一、导出Hbase的表文件到HDFS -------------------------------------------------------------------------- 1.复制hbase的jar文件和metrices-core-xxx.jar文件到hadoop类路径下. $>cd /soft/hbase/lib $>ls | grep hbase | cp `xargs` /soft/hadoop/share/hadoop/common/lib $>ls | grep metric | cp `xargs` /soft/hadoop/share/hadoop/common/lib 2.执行hbase-server-VERSION.jar下的MR程序,导出hbase的数据[TSV文件]到hdfs中。
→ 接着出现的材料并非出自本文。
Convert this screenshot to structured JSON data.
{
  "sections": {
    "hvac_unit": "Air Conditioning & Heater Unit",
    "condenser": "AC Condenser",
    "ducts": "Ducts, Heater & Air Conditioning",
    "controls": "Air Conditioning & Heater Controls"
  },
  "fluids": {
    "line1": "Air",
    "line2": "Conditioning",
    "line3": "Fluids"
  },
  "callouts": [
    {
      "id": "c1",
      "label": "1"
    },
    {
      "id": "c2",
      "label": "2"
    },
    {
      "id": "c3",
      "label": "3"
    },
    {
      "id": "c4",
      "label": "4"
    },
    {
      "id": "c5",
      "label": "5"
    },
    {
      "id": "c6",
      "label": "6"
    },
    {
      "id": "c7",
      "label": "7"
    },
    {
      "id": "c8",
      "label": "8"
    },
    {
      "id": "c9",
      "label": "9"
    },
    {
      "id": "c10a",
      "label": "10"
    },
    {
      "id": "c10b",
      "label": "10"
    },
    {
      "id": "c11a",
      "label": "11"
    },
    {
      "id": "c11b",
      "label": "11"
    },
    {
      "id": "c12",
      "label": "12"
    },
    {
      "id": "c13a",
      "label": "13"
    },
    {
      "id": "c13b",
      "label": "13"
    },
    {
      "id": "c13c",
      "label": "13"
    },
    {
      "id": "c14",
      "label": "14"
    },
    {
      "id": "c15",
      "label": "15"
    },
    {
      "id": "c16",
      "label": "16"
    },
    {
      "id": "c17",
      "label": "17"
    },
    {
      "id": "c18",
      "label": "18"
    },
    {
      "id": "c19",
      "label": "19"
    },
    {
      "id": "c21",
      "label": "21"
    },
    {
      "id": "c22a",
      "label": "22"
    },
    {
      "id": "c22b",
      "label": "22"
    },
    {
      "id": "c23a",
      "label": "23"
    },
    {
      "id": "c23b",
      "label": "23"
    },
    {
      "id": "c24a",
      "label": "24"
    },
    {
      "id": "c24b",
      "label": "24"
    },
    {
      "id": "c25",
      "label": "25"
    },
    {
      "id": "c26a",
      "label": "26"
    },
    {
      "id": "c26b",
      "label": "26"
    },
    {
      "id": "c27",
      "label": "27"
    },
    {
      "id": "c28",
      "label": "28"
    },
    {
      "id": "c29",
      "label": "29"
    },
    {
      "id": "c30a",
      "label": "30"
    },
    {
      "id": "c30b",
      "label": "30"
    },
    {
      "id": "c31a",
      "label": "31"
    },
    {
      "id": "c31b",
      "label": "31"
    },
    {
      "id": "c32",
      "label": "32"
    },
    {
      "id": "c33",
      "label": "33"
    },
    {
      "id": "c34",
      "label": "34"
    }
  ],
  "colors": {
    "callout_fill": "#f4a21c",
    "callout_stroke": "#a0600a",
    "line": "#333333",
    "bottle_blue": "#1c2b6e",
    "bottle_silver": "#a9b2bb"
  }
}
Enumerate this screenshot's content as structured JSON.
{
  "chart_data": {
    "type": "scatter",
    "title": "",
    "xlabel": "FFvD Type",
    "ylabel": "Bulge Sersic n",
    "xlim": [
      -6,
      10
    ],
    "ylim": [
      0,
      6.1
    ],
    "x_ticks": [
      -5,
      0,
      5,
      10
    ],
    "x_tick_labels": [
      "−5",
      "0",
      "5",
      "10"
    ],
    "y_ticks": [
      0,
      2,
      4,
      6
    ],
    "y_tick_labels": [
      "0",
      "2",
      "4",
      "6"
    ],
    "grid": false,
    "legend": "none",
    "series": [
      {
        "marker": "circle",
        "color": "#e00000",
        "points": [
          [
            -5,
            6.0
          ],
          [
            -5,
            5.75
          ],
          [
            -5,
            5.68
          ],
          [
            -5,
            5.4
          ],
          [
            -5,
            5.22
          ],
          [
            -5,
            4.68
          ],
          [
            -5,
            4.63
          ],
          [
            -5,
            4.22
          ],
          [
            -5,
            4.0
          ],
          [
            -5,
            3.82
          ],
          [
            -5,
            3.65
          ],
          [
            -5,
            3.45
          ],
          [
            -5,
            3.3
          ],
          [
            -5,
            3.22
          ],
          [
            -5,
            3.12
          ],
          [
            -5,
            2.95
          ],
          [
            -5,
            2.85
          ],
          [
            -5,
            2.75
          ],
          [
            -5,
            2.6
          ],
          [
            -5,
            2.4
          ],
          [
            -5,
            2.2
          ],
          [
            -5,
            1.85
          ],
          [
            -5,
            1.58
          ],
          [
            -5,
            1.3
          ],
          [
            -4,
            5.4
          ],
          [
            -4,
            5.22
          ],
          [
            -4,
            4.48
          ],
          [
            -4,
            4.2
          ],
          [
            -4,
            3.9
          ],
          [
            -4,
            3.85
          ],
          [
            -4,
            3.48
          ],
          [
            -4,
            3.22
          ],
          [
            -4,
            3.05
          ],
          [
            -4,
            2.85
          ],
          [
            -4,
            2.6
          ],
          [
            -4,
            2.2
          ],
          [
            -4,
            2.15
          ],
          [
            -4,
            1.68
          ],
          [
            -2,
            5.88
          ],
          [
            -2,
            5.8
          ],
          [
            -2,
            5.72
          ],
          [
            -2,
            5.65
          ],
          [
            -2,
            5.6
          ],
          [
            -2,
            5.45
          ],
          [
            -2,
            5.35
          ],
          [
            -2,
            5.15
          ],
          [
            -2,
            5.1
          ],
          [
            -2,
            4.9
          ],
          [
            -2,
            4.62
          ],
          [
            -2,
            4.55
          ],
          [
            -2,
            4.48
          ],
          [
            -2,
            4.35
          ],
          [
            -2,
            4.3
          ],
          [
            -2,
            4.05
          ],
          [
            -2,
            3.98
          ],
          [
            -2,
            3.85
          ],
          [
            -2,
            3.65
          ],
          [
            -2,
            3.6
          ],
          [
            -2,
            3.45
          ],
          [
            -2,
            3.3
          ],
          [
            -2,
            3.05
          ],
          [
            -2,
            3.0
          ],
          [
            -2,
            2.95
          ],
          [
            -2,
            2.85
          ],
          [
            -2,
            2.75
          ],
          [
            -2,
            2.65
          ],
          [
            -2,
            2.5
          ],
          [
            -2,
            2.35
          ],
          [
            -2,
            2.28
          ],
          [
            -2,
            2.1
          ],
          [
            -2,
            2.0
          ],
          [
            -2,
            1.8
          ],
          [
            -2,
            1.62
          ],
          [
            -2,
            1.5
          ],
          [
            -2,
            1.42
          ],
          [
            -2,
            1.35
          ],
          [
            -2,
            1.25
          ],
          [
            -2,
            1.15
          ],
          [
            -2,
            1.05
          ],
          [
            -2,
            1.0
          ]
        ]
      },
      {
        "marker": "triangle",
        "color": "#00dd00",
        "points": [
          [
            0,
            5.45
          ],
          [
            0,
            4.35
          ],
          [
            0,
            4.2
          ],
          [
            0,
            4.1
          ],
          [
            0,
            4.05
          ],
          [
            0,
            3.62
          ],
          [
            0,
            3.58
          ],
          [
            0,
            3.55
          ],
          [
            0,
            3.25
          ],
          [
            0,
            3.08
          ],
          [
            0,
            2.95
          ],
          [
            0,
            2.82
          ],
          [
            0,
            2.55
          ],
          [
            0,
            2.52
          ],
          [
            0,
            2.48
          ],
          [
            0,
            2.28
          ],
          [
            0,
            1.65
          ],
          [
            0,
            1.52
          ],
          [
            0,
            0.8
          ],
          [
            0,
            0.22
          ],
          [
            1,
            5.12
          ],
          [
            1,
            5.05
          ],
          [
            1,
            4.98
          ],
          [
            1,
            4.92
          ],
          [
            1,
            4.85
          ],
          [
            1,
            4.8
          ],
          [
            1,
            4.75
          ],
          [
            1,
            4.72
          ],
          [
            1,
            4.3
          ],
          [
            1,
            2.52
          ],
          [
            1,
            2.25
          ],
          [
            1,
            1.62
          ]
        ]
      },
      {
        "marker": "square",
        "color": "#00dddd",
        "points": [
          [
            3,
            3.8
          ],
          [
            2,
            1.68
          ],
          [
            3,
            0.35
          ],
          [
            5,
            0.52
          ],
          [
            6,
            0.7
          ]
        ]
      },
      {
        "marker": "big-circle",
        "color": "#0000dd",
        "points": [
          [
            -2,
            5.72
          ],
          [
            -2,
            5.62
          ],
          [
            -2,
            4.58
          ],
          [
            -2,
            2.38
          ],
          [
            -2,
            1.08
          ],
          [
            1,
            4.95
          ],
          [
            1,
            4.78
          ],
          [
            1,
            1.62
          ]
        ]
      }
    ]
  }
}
这个就是hbase库的数据 $> cd /soft/hbase/lib $> hadoop jar hbase-server-1.2.6.jar export call:calllogs /data/HbaseTableDataout 二、Hbase Bulk Load Hbase大批量数据的迁移 A表-->B空表[可以跨空间] ------------------------------------------------------------------------- 1.原理 B是空表,和A的表结构相同 将A表在HDFS上的数据文件直接拷贝到B表中,从而使B表拥有和A表相同的文件 2.复制hbase的jar文件和metrices-core-xxx.jar文件到hadoop类路径下. $>cd /soft/hbase/lib $>ls | grep hbase | cp `xargs` /soft/hadoop/share/hadoop/common/lib $>ls | grep metric | cp `xargs` /soft/hadoop/share/hadoop/common/lib 3.hbase上建B表 $hbase> create 'ns1:mytable1' , 'f1'. 'f2' 4.通过hbase的completebulkload命令实现TSV数据加载到B库的ns1:mytable表中 $> cd /soft/hbase/lib $> hadoop jar hbase-server-1.2.6.jar completebulkload /hbase/data/call/calllogs/4471f0b068b2b425fdec957d25d4ab02 ns1:mytable1 [/hbase/data/call/calllogs/4471f0b068b2b425fdec957d25d4ab02 就是A表在hbase中的数据路径] 三、MySQL数据通过MR导入到Hbase表中 ------------------------------------------------------------- 1.添加依赖
<?xml version="1.0" encoding="UTF-8"?>
<project xmlns="http://maven.apache.org/POM/4.0.0"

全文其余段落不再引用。